Although merchants and banks have been heavily invested in campaigning for and against the bill, the card networks have for the most part abstained from the debate until now.

Mastercard said the bill “stands to put consumer benefits at risk”, including access to credit for essential purchases, benefit from float, zero liability, reward points and protections against fraud.

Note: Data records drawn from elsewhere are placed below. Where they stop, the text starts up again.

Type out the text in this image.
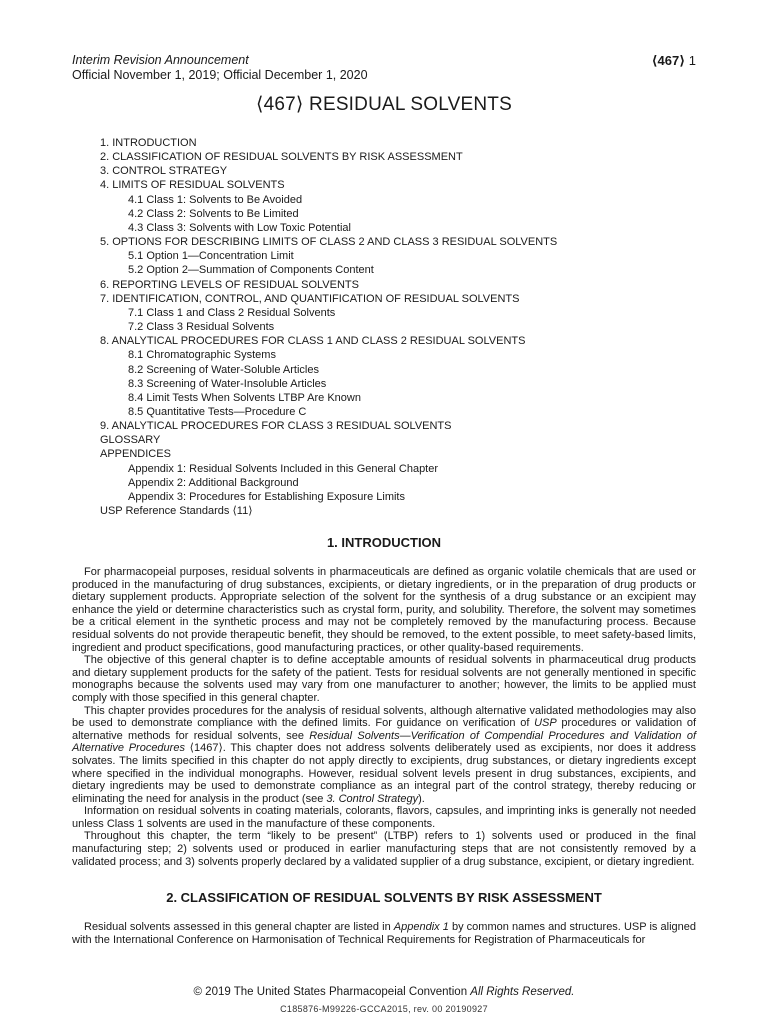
Interim Revision Announcement
Official November 1, 2019; Official December 1, 2020
⟨467⟩ 1
⟨467⟩ RESIDUAL SOLVENTS
1. INTRODUCTION
2. CLASSIFICATION OF RESIDUAL SOLVENTS BY RISK ASSESSMENT
3. CONTROL STRATEGY
4. LIMITS OF RESIDUAL SOLVENTS
4.1 Class 1: Solvents to Be Avoided
4.2 Class 2: Solvents to Be Limited
4.3 Class 3: Solvents with Low Toxic Potential
5. OPTIONS FOR DESCRIBING LIMITS OF CLASS 2 AND CLASS 3 RESIDUAL SOLVENTS
5.1 Option 1—Concentration Limit
5.2 Option 2—Summation of Components Content
6. REPORTING LEVELS OF RESIDUAL SOLVENTS
7. IDENTIFICATION, CONTROL, AND QUANTIFICATION OF RESIDUAL SOLVENTS
7.1 Class 1 and Class 2 Residual Solvents
7.2 Class 3 Residual Solvents
8. ANALYTICAL PROCEDURES FOR CLASS 1 AND CLASS 2 RESIDUAL SOLVENTS
8.1 Chromatographic Systems
8.2 Screening of Water-Soluble Articles
8.3 Screening of Water-Insoluble Articles
8.4 Limit Tests When Solvents LTBP Are Known
8.5 Quantitative Tests—Procedure C
9. ANALYTICAL PROCEDURES FOR CLASS 3 RESIDUAL SOLVENTS
GLOSSARY
APPENDICES
Appendix 1: Residual Solvents Included in this General Chapter
Appendix 2: Additional Background
Appendix 3: Procedures for Establishing Exposure Limits
USP Reference Standards ⟨11⟩
1. INTRODUCTION

For pharmacopeial purposes, residual solvents in pharmaceuticals are defined as organic volatile chemicals that are used or produced in the manufacturing of drug substances, excipients, or dietary ingredients, or in the preparation of drug products or dietary supplement products. Appropriate selection of the solvent for the synthesis of a drug substance or an excipient may enhance the yield or determine characteristics such as crystal form, purity, and solubility. Therefore, the solvent may sometimes be a critical element in the synthetic process and may not be completely removed by the manufacturing process. Because residual solvents do not provide therapeutic benefit, they should be removed, to the extent possible, to meet safety-based limits, ingredient and product specifications, good manufacturing practices, or other quality-based requirements.

The objective of this general chapter is to define acceptable amounts of residual solvents in pharmaceutical drug products and dietary supplement products for the safety of the patient. Tests for residual solvents are not generally mentioned in specific monographs because the solvents used may vary from one manufacturer to another; however, the limits to be applied must comply with those specified in this general chapter.

This chapter provides procedures for the analysis of residual solvents, although alternative validated methodologies may also be used to demonstrate compliance with the defined limits. For guidance on verification of USP procedures or validation of alternative methods for residual solvents, see Residual Solvents—Verification of Compendial Procedures and Validation of Alternative Procedures ⟨1467⟩. This chapter does not address solvents deliberately used as excipients, nor does it address solvates. The limits specified in this chapter do not apply directly to excipients, drug substances, or dietary ingredients except where specified in the individual monographs. However, residual solvent levels present in drug substances, excipients, and dietary ingredients may be used to demonstrate compliance as an integral part of the control strategy, thereby reducing or eliminating the need for analysis in the product (see 3. Control Strategy).

Information on residual solvents in coating materials, colorants, flavors, capsules, and imprinting inks is generally not needed unless Class 1 solvents are used in the manufacture of these components.

Throughout this chapter, the term “likely to be present” (LTBP) refers to 1) solvents used or produced in the final manufacturing step; 2) solvents used or produced in earlier manufacturing steps that are not consistently removed by a validated process; and 3) solvents properly declared by a validated supplier of a drug substance, excipient, or dietary ingredient.

2. CLASSIFICATION OF RESIDUAL SOLVENTS BY RISK ASSESSMENT

Residual solvents assessed in this general chapter are listed in Appendix 1 by common names and structures. USP is aligned with the International Conference on Harmonisation of Technical Requirements for Registration of Pharmaceuticals for

© 2019 The United States Pharmacopeial Convention All Rights Reserved.
C185876-M99226-GCCA2015, rev. 00 20190927
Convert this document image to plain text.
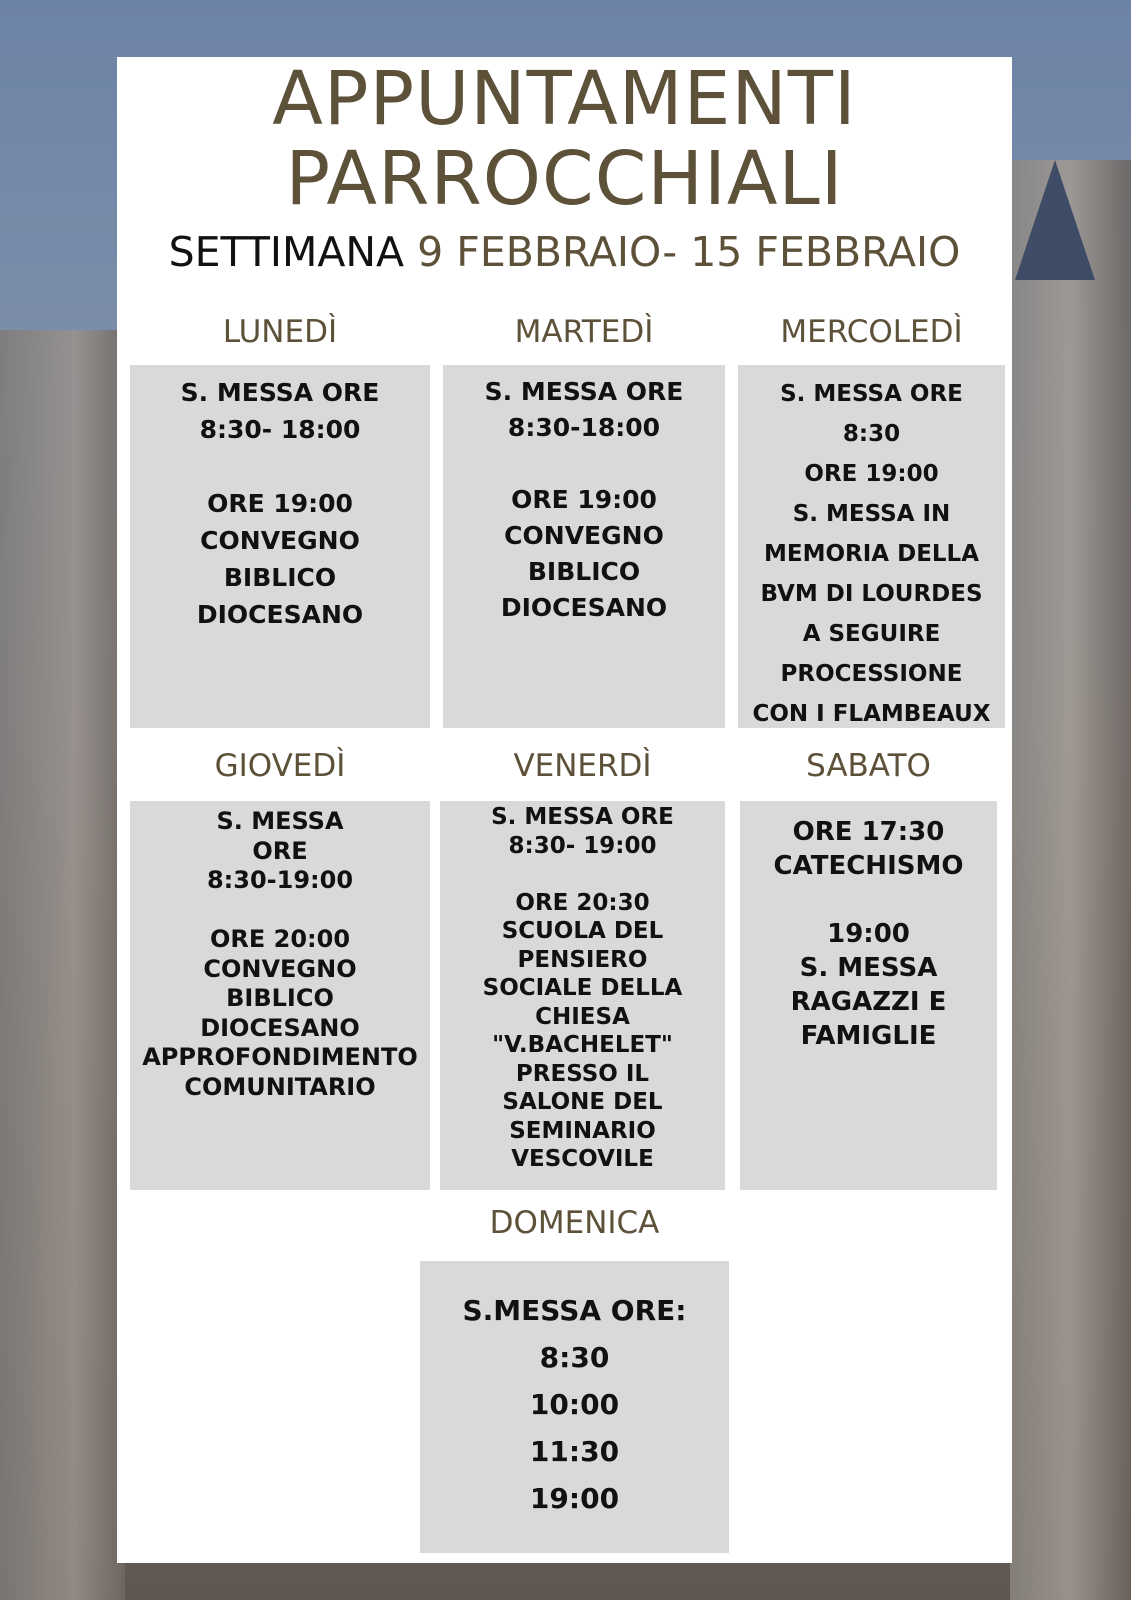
APPUNTAMENTI
PARROCCHIALI
SETTIMANA 9 FEBBRAIO- 15 FEBBRAIO
LUNEDÌ	MARTEDÌ	MERCOLEDÌ
S. MESSA ORE
8:30- 18:00

ORE 19:00
CONVEGNO
BIBLICO
DIOCESANO
S. MESSA ORE
8:30-18:00

ORE 19:00
CONVEGNO
BIBLICO
DIOCESANO
S. MESSA ORE
8:30
ORE 19:00
S. MESSA IN
MEMORIA DELLA
BVM DI LOURDES
A SEGUIRE
PROCESSIONE
CON I FLAMBEAUX
GIOVEDÌ	VENERDÌ	SABATO
S. MESSA
ORE
8:30-19:00

ORE 20:00
CONVEGNO
BIBLICO
DIOCESANO
APPROFONDIMENTO
COMUNITARIO
S. MESSA ORE
8:30- 19:00

ORE 20:30
SCUOLA DEL
PENSIERO
SOCIALE DELLA
CHIESA
"V.BACHELET"
PRESSO IL
SALONE DEL
SEMINARIO
VESCOVILE
ORE 17:30
CATECHISMO

19:00
S. MESSA
RAGAZZI E
FAMIGLIE
DOMENICA
S.MESSA ORE:
8:30
10:00
11:30
19:00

It argued that there are lessons to be learned from other markets where consumers lost access to credit and rewards after interchange had been regulated.

Mastercard also raised that small businesses particularly benefit from accepting card payments as it can increase their sales and operational savings, and they can receive guaranteed payments even when consumers do not pay their bills.

In setting its policies, the card network said it pays close attention to the needs of small businesses.

For example, Mastercard said that last year it lowered rates for small-ticket purchases, alongside other categories such as hotels, rental car companies, casual dining and daycare facilities.

This means that the credit interchange rate for a cup of coffee is now lower than a regulated debit transaction, according to the letter.

At the same time, Mastercard criticised the bill for being targeted only at itself and Visa.

“It’s incomprehensible that the second largest credit card issuer in the US, American Express (Amex), would be excluded from the Credit Card Competition Act,” it said.

Amex’s rates are considered to be the highest among the main card brands. Visa, Mastercard and Discover are generally estimated to charge between 1.5 and 2.5 percent per transaction, while Amex fees range from 2.3 to 3.5 percent.

According to Mastercard, all four card brands are “fierce competitors”, which makes the exclusion of Amex from “a bill that is intended to drive competition puzzling”.

Evolution of the bill

In July last year, Durbin and a group of bicameral bipartisan legislators introduced the Credit Card Competition Act, after Visa and Mastercard decided to go ahead with planned interchange fee increases that they had halted during the COVID-19 pandemic.

Despite various attempts to attach the bill to must-pass legislation, the last Congress ended without voting on the proposal.

Durbin re-introduced the bill this June, which has reignited the debate on who would benefit from the proposed legislation and what its impact would be on consumers.